The past and future deployment of the system in many different marine regimes gives us the opportunity to develop a bulk parameterization that can be generally applied from the poles to the equator. An example is given in Table 4, where average properties from deployments in the equatorial Pacific and the California coast are compared. Note that the mean wind speed for the two experiments is about the same, but the air–sea temperature difference is about a factor of 2 greater for California, and the air–sea humidity difference is about a factor of 2 greater for the Pacific. As expected from bulk concepts, the sensible and latent heat fluxes scale appropriately. Also note that the cross-stream stress (the wv covariance) is small but not negligible, indicating that the mean stress vector is oriented about 10° from the mean wind vector. The sign of the cross-stream stress is consistent with the fact that COARE occurred at 2°S, but the physical significance is unknown.

The ceilometer is a very rugged and reliable instrument that has produced so much data that a single example does not do it justice. Instead, we offer a simple summary of cloud-base height and overhead cloud fraction statistics from deployment in four different climate regions (Table 5). More details can be found in White et al. (1995).

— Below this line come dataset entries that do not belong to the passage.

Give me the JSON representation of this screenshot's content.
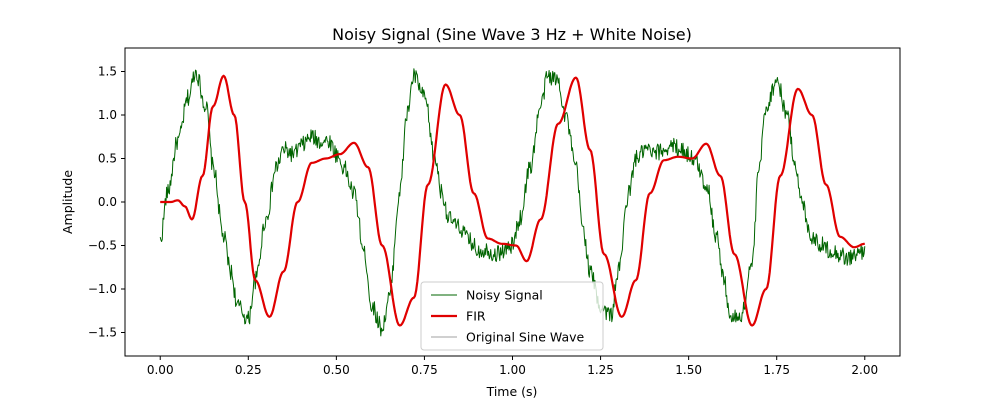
{
  "chart_data": {
    "type": "line",
    "title": "Noisy Signal (Sine Wave 3 Hz + White Noise)",
    "xlabel": "Time (s)",
    "ylabel": "Amplitude",
    "xlim": [
      -0.1,
      2.1
    ],
    "ylim": [
      -1.77,
      1.77
    ],
    "xticks": [
      0.0,
      0.25,
      0.5,
      0.75,
      1.0,
      1.25,
      1.5,
      1.75,
      2.0
    ],
    "xtick_labels": [
      "0.00",
      "0.25",
      "0.50",
      "0.75",
      "1.00",
      "1.25",
      "1.50",
      "1.75",
      "2.00"
    ],
    "yticks": [
      -1.5,
      -1.0,
      -0.5,
      0.0,
      0.5,
      1.0,
      1.5
    ],
    "ytick_labels": [
      "−1.5",
      "−1.0",
      "−0.5",
      "0.0",
      "0.5",
      "1.0",
      "1.5"
    ],
    "grid": false,
    "legend_position": "lower-center",
    "series": [
      {
        "name": "Noisy Signal",
        "color": "#006400",
        "style": "noisy",
        "x": [
          0.0,
          0.02,
          0.05,
          0.08,
          0.1,
          0.13,
          0.15,
          0.18,
          0.2,
          0.22,
          0.25,
          0.27,
          0.3,
          0.33,
          0.35,
          0.38,
          0.4,
          0.43,
          0.45,
          0.48,
          0.5,
          0.52,
          0.55,
          0.58,
          0.6,
          0.63,
          0.65,
          0.68,
          0.7,
          0.72,
          0.75,
          0.78,
          0.8,
          0.82,
          0.85,
          0.88,
          0.9,
          0.93,
          0.95,
          0.98,
          1.0,
          1.02,
          1.05,
          1.08,
          1.1,
          1.13,
          1.15,
          1.18,
          1.2,
          1.22,
          1.25,
          1.28,
          1.3,
          1.33,
          1.35,
          1.38,
          1.4,
          1.43,
          1.45,
          1.48,
          1.5,
          1.52,
          1.55,
          1.58,
          1.6,
          1.62,
          1.65,
          1.68,
          1.7,
          1.72,
          1.75,
          1.78,
          1.8,
          1.82,
          1.85,
          1.88,
          1.9,
          1.93,
          1.95,
          1.98,
          2.0
        ],
        "y": [
          -0.45,
          0.1,
          0.7,
          1.2,
          1.5,
          1.1,
          0.4,
          -0.4,
          -0.8,
          -1.2,
          -1.35,
          -0.9,
          -0.2,
          0.4,
          0.6,
          0.55,
          0.65,
          0.75,
          0.7,
          0.7,
          0.55,
          0.4,
          0.1,
          -0.6,
          -1.2,
          -1.45,
          -1.1,
          0.1,
          1.0,
          1.45,
          1.2,
          0.5,
          0.1,
          -0.2,
          -0.3,
          -0.45,
          -0.55,
          -0.55,
          -0.6,
          -0.55,
          -0.5,
          -0.2,
          0.4,
          1.1,
          1.45,
          1.4,
          1.0,
          0.4,
          -0.3,
          -0.8,
          -1.2,
          -1.3,
          -0.8,
          0.1,
          0.5,
          0.6,
          0.55,
          0.6,
          0.65,
          0.6,
          0.55,
          0.45,
          0.2,
          -0.4,
          -0.9,
          -1.35,
          -1.3,
          -0.7,
          0.4,
          1.1,
          1.4,
          1.0,
          0.5,
          0.0,
          -0.4,
          -0.5,
          -0.55,
          -0.6,
          -0.65,
          -0.6,
          -0.55
        ]
      },
      {
        "name": "FIR",
        "color": "#e00000",
        "style": "smooth",
        "x": [
          0.0,
          0.03,
          0.05,
          0.07,
          0.09,
          0.12,
          0.15,
          0.18,
          0.21,
          0.24,
          0.27,
          0.31,
          0.35,
          0.39,
          0.43,
          0.47,
          0.51,
          0.55,
          0.59,
          0.63,
          0.68,
          0.72,
          0.76,
          0.81,
          0.85,
          0.89,
          0.93,
          0.97,
          1.01,
          1.04,
          1.08,
          1.13,
          1.18,
          1.22,
          1.26,
          1.31,
          1.35,
          1.39,
          1.43,
          1.47,
          1.51,
          1.55,
          1.59,
          1.63,
          1.68,
          1.72,
          1.76,
          1.81,
          1.85,
          1.89,
          1.93,
          1.97,
          2.0
        ],
        "y": [
          0.0,
          0.0,
          0.02,
          -0.05,
          -0.2,
          0.3,
          1.1,
          1.45,
          1.0,
          0.0,
          -0.9,
          -1.32,
          -0.8,
          0.0,
          0.45,
          0.5,
          0.55,
          0.68,
          0.4,
          -0.5,
          -1.42,
          -1.1,
          0.2,
          1.35,
          1.0,
          0.1,
          -0.42,
          -0.48,
          -0.5,
          -0.68,
          -0.2,
          0.9,
          1.43,
          0.6,
          -0.6,
          -1.32,
          -0.9,
          0.1,
          0.48,
          0.52,
          0.5,
          0.67,
          0.3,
          -0.6,
          -1.42,
          -1.0,
          0.3,
          1.3,
          1.0,
          0.2,
          -0.4,
          -0.52,
          -0.48
        ]
      },
      {
        "name": "Original Sine Wave",
        "color": "#808080",
        "style": "thin",
        "x": [],
        "y": []
      }
    ]
  }
}
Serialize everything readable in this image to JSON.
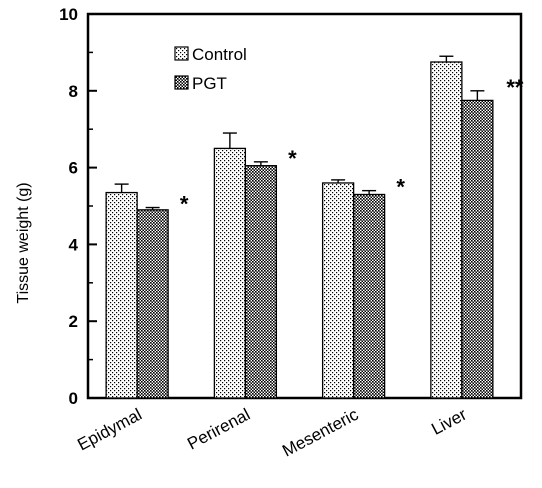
{
  "chart_data": {
    "type": "bar",
    "title": "",
    "xlabel": "",
    "ylabel": "Tissue weight (g)",
    "ylim": [
      0,
      10
    ],
    "yticks": [
      0,
      2,
      4,
      6,
      8,
      10
    ],
    "grid": false,
    "legend_position": "top-left",
    "categories": [
      "Epidymal",
      "Perirenal",
      "Mesenteric",
      "Liver"
    ],
    "series": [
      {
        "name": "Control",
        "values": [
          5.35,
          6.5,
          5.6,
          8.75
        ],
        "errors": [
          0.22,
          0.4,
          0.08,
          0.15
        ],
        "pattern": "light-dots",
        "significance": [
          "",
          "",
          "",
          ""
        ]
      },
      {
        "name": "PGT",
        "values": [
          4.9,
          6.05,
          5.3,
          7.75
        ],
        "errors": [
          0.06,
          0.1,
          0.1,
          0.25
        ],
        "pattern": "dense-dots",
        "significance": [
          "*",
          "*",
          "*",
          "**"
        ]
      }
    ]
  }
}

A time–height cross section of hourly average wind profiles from one day in the TIWE experiment is shown in Fig. 10. The height coverage is good in this example because the background humidity in the Tropics in much higher than what is often found in the midlatitudes. Note the inconsistent wind profile at about 1000 UTC. This is caused by a change of ship direction during the hour. At this date we were correcting winds with hourly average GPS and heading information. An example of RASS temperature performance from the SCOPE experiment in the region of San Clemente Island, off the coast of California, is shown in Fig. 11. An apparent isothermal layer appears near the surface in the contoured data because only one radar range gate is available in the lowest 200 m. In this case, the subsidence inversion is obvious as the region of tightly packed contours of RASS temperature (very close to virtual temperature) between 500 and 700 m. The base of the inversion inferred from radiosondes is indicated by the circled plus symbol. These data indicate a potential temperature jump across the inversion of about 7 K with only a modest diurnal effect (local sunrise is at about 1400 UTC). On this day the winds were fairly weak, so conditions were favorable for good RASS height coverage. Typically, when the inversion height exceeds 1 km, identification by RASS becomes more erratic. RASS has about the same altitude coverage as sodar as both are adversely affected by advection of the acoustic beam by the horizontal wind. Sodar has superior vertical resolution, but unlike sodar, RASS can quantify the actual temperature change across the inversion.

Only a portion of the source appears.